Ci sono persone che hanno l’habitus del maestro. Quando le incontri lo capisci subito e dal primo momento comprendi che da quel maestro potrai apprendere sempre, lo potrai interpellare ben oltre il tempo in cui le vostre strade si incontreranno. È quel che mi accadde con Enzo Tartamella, una specie di padre giornalistico per me, ma anche per molti altri che hanno frequentato la redazione trapanese del Giornale di Sicilia.
Lo conobbi nel 2004, quando, da praticante della scuola di giornalismo “Mario Francese”, iniziai il mio stage, indispensabile per fare gli esami da giornalista professionista. Ricordo bene che il direttore responsabile di Ateneonline (la testata giornalistica dell’Università) Natale Conti si mise direttamente in contatto con il professor Tartamella, dicendo che io avrei dovuto svolgere la mia pratica con lui. Il primo giorno parlammo molto, credo che volesse capire come io “frequentavo la lingua italiana” oltre a cercare dentro di me una potenziale collega. Tra giornalisti ci si dà del tu per deontologia, ma io con lui non ci sono mai riuscita. La sua autorevolezza mi impediva di raggiungere un livello colloquiale paritario. Mentre i miei colleghi stagisti presso altre redazioni passavano il tempo a riempire colonne di brevi, Enzo Tartamella, intuendo la mia predilezione per la cronaca, mi mandò subito in strada. Il mio primo pezzo pubblicato fu una mini inchiesta sul settore commerciale. Da quel momento non ho mai smesso di cercare di farmi di idee mie, prediligendo le fonti dirette, la strada appunto.
Fu breve il tempo in cui Enzo Tartamella fu il mio tutor, visto che stava per andare in pensione, ma non smise mai di sostenermi e allo stesso modo io non ho mai smesso di considerarlo un punto di riferimento, un esempio di eleganza e onestà intellettuale. “Ti auguro tanta serenità, buon lavoro, un po’ di pazienza e soprattutto regala un sorriso alla tua creatura. A lei lo devi, senza se e senza ma. Auguri: pazienza e sapienza, lo sussurravo all’orecchio del mio bambino Davide quando si stiracchiava dopo un sonno ristoratore.
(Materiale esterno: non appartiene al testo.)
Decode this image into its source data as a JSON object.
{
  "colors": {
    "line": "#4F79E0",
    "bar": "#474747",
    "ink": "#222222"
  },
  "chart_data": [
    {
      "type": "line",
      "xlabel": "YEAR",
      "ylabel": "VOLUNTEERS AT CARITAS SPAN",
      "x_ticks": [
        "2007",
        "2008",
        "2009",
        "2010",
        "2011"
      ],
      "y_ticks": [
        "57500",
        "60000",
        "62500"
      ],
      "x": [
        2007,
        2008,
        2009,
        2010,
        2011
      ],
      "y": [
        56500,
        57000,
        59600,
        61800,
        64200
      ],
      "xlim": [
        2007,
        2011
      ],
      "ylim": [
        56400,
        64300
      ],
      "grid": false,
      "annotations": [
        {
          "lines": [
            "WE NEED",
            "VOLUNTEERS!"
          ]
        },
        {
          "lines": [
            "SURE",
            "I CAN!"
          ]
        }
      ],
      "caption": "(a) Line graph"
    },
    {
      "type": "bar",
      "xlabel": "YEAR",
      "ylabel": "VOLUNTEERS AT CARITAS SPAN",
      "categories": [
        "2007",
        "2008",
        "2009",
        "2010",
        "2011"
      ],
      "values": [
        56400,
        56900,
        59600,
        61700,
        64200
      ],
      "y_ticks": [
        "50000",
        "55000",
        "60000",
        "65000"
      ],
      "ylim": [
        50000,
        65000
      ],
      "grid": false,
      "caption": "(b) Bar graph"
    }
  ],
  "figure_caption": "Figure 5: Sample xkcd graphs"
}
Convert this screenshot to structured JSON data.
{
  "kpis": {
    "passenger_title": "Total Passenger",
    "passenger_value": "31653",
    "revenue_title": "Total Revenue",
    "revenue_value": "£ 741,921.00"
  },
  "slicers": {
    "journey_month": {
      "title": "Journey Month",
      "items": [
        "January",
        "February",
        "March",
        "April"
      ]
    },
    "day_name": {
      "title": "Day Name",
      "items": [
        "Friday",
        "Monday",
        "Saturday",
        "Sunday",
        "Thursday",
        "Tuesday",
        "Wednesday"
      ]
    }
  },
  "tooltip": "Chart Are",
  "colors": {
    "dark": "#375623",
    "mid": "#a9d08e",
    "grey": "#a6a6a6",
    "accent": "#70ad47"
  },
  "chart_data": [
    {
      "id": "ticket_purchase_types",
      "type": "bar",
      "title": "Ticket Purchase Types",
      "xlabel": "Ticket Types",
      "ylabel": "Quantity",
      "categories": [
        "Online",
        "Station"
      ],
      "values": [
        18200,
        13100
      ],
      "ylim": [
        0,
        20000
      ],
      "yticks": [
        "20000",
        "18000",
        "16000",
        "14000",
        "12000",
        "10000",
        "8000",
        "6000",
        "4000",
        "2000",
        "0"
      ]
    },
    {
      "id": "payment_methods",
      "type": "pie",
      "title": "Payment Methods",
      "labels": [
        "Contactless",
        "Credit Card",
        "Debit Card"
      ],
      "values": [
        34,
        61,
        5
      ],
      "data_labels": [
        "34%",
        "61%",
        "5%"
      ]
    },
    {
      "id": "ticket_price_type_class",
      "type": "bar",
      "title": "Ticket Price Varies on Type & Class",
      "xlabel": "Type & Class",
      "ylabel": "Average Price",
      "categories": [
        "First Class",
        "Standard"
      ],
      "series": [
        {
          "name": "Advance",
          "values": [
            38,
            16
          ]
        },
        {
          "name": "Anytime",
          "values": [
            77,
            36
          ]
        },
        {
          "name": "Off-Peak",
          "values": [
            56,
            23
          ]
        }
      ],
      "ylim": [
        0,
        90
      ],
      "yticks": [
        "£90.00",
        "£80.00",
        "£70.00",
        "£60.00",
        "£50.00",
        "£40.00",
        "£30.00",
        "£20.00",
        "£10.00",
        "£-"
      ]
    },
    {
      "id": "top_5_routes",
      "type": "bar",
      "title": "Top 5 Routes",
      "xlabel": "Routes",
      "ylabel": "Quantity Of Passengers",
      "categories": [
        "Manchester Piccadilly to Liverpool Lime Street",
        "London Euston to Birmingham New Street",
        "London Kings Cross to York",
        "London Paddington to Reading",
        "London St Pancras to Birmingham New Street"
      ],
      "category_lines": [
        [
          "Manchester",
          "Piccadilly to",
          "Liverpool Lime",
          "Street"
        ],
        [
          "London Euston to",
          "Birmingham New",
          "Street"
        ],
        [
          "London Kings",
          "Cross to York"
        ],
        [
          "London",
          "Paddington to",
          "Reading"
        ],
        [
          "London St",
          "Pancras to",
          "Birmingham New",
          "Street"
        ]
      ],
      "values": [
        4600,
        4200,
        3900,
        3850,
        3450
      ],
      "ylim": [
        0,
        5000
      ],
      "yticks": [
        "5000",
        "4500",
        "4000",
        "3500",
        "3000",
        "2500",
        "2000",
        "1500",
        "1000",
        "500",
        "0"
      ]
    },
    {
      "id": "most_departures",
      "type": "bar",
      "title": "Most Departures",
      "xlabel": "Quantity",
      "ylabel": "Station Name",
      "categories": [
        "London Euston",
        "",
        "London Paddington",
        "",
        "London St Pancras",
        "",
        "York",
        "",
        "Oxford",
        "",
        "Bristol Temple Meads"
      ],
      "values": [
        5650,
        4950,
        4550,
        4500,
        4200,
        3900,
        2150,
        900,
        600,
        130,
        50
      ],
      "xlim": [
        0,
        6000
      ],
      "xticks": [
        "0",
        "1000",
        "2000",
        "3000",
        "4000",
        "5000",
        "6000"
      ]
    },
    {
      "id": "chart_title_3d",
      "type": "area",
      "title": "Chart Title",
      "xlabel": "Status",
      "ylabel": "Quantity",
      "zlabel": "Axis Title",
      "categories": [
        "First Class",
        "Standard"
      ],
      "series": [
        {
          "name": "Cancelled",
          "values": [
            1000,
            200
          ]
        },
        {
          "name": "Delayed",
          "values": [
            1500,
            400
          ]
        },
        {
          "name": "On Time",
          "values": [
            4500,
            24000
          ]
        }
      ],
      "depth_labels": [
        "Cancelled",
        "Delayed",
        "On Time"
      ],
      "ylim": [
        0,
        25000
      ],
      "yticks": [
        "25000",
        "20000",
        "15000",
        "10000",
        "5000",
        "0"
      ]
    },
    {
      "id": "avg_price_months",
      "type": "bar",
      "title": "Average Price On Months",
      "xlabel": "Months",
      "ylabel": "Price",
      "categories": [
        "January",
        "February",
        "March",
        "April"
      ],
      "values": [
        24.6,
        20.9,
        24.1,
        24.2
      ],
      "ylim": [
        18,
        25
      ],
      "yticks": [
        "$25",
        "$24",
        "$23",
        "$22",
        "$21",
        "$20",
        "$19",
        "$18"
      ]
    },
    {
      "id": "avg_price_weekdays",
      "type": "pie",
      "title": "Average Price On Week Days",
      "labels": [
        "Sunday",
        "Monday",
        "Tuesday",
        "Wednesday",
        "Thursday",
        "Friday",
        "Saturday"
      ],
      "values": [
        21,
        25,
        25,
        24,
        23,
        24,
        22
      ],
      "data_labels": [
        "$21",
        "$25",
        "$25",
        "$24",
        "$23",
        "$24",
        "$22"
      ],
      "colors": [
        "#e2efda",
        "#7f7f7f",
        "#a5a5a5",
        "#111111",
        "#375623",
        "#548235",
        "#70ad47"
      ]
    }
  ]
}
Lui ha raccolto il mio auspicio, il Signore le mie preghiere”. Queste sono le ultime parole rivoltemi in una delle tante email che ci siamo scambiati.
Mi ha più volte ribadito il concetto di onore nel compiere questo mestiere nel segno dell’indipendenza intellettuale e del rispetto profondo per il lettore. Mi ricordava sempre che il mio valore stava nel fatto di non aver avuto mai favoritismi, né sconti e neppure di essermi mai posta sotto il potente di turno. “Comunque – mi scrisse quando avviai una nuova collaborazione con mensile regionale di carattere culturale –, tu da questa fatica devi trarre il massimo profitto; imparare il mestiere (anche di questo comparto), fare amicizie, allacciare relazioni, crearti una nuova pedana di lancio e farti conoscere. La tua “paga” integrativa deve essere questa. Insomma, “ruba” esperienza e pensa un po’ alla tua crescita professionale”.
Queste parole restano per me un patrimonio importante, inestimabile, ma grazie a Dio ne ha lasciate altre a beneficio di tutti, le sue tante pubblicazioni di carattere storico e sempre in un italiano forbito e rispettoso tanto delle fonti, quanto di chi avrà il privilegio, in ogni tempo di leggerle.